La Secte (Chap. 3)

*P.D.V Louis*

J'ouvre les yeux. 

L'envie de vomir me prend.

Ce soir, c'est mon tour de combattre les démons. 

Je me redresse sur ma couchette et observe les autres constellations. Tous dorment encore paisiblement. Il doit être encore très tôt bien que les rayons de soleil pointent le bout de leur nez. Je retire la mince couverture sur mes jambes et enfile ma tunique blanche, ma tenue spéciale. Elle montre que ce soir, je serai au côté de Solaris pour l'aider dans sa lutte. 

Aujourd'hui, je vais pouvoir obtenir plusieurs faveurs. La plus importante est que je ne suis pas obligé d'effectuer ma tache quotidienne. Ainsi, je pourrai aller me balader dans la forêt tranquillement, à l'abris des regards.

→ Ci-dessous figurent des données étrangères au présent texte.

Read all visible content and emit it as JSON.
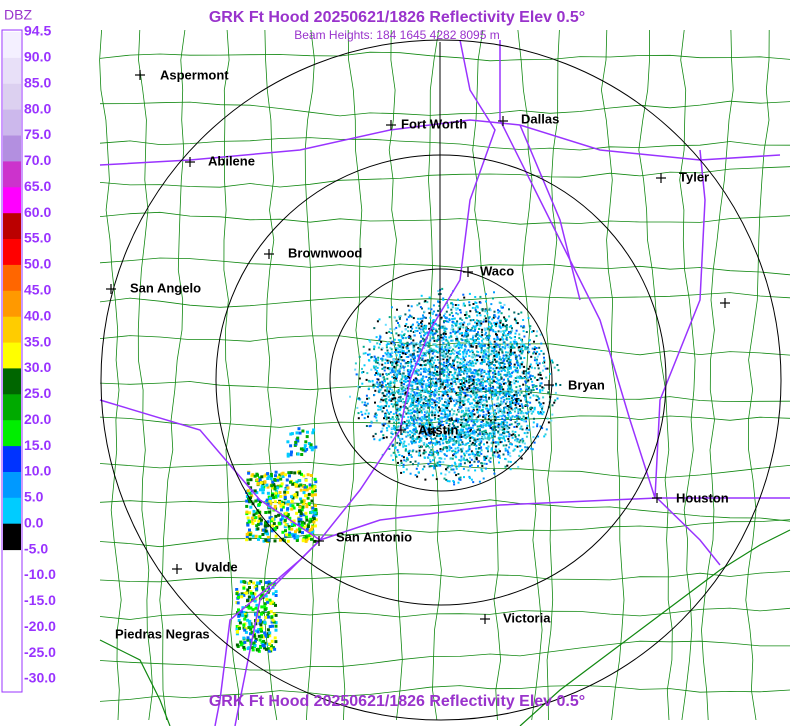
{
  "header": {
    "title": "GRK Ft Hood 20250621/1826 Reflectivity Elev 0.5°",
    "subtitle": "Beam Heights: 184 1645 4282 8095 m"
  },
  "footer": {
    "title": "GRK Ft Hood 20250621/1826 Reflectivity Elev 0.5°"
  },
  "legend": {
    "title": "DBZ",
    "labels": [
      "94.5",
      "90.0",
      "85.0",
      "80.0",
      "75.0",
      "70.0",
      "65.0",
      "60.0",
      "55.0",
      "50.0",
      "45.0",
      "40.0",
      "35.0",
      "30.0",
      "25.0",
      "20.0",
      "15.0",
      "10.0",
      "5.0",
      "0.0",
      "-5.0",
      "-10.0",
      "-15.0",
      "-20.0",
      "-25.0",
      "-30.0"
    ]
  },
  "cities": [
    {
      "label": "Aspermont"
    },
    {
      "label": "Abilene"
    },
    {
      "label": "Fort Worth"
    },
    {
      "label": "Dallas"
    },
    {
      "label": "Tyler"
    },
    {
      "label": "Brownwood"
    },
    {
      "label": "Waco"
    },
    {
      "label": "San Angelo"
    },
    {
      "label": "Bryan"
    },
    {
      "label": "Austin"
    },
    {
      "label": "Houston"
    },
    {
      "label": "San Antonio"
    },
    {
      "label": "Uvalde"
    },
    {
      "label": "Victoria"
    },
    {
      "label": "Piedras Negras"
    }
  ]
}
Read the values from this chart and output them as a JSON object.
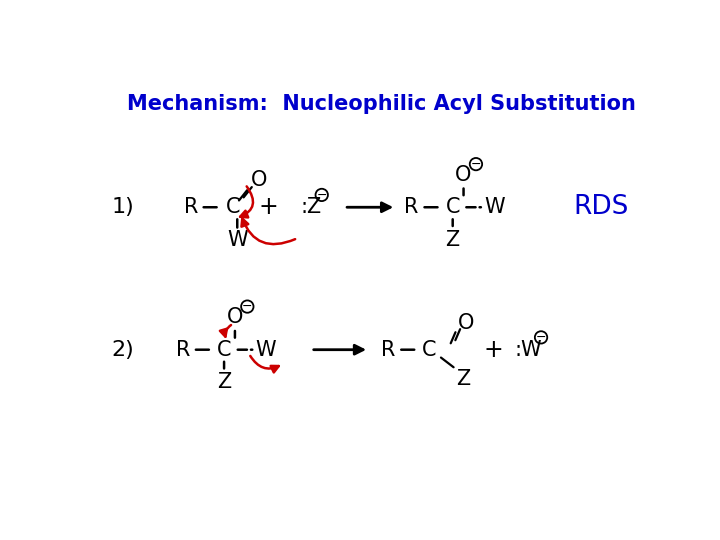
{
  "title": "Mechanism:  Nucleophilic Acyl Substitution",
  "title_color": "#0000CC",
  "title_fontsize": 15,
  "background_color": "#ffffff",
  "text_color": "#000000",
  "red_color": "#CC0000",
  "blue_color": "#0000CC",
  "label_1": "1)",
  "label_2": "2)",
  "rds_label": "RDS",
  "fs": 15
}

Normalement, il est assez compliqué, voir interdit de sortir de la Bulle, seuls certaines Étoiles et certains Astres sont autorisés à mettre les pieds dehors mais j'ai réussi à trouver une faille. Le premier jour que je l'ai vue, j'ai eu si peur que je n'en ai pas dormi pendant plusieurs nuits. En effet, je pensais que c'était par ici que les démons s'introduisaient chaque nuit dans la Bulle mais après plusieurs réflexions, je me suis dis que ce serait également un moyen pour moi de sortir et de découvrir les alentours. Mon premier pas en dehors de la Bulle a été redouté mais agréable. La fraicheur de l'herbe sous mes pieds m'a surpris et envouté. Je ne connaissais pas cette sensation jusqu'alors et elle est devenu importante pour moi. Je l'attends comme un enfant attendrait le jour de sa luminescence. À ce jour, j'ai obtenu dix-huit luminescences, une par année et ce jour-là est un jour de fête. Je sais qu'au bout de dix-huit luminescences, il faut passer le Sceau. Je le passerai donc dans l'année avec d'autres constellations. J'ai hâte mais je redoute énormément l'épreuve. 

Je me ballade dans les couloirs de la Bulle et quelques Poussières d'Étoiles me saluent et m'embrassent dans leurs bras tout flagada. J'arrive à la salle du Bonheur et celle-ci est encore vide. Je regarde le solarium affiché au mur et en déduit que les Constellations, les Astres et les Étoiles se lèveront d'ici quelques minutes. Je m'assois sur un des bancs, au premier rang et commence à prier doucement. 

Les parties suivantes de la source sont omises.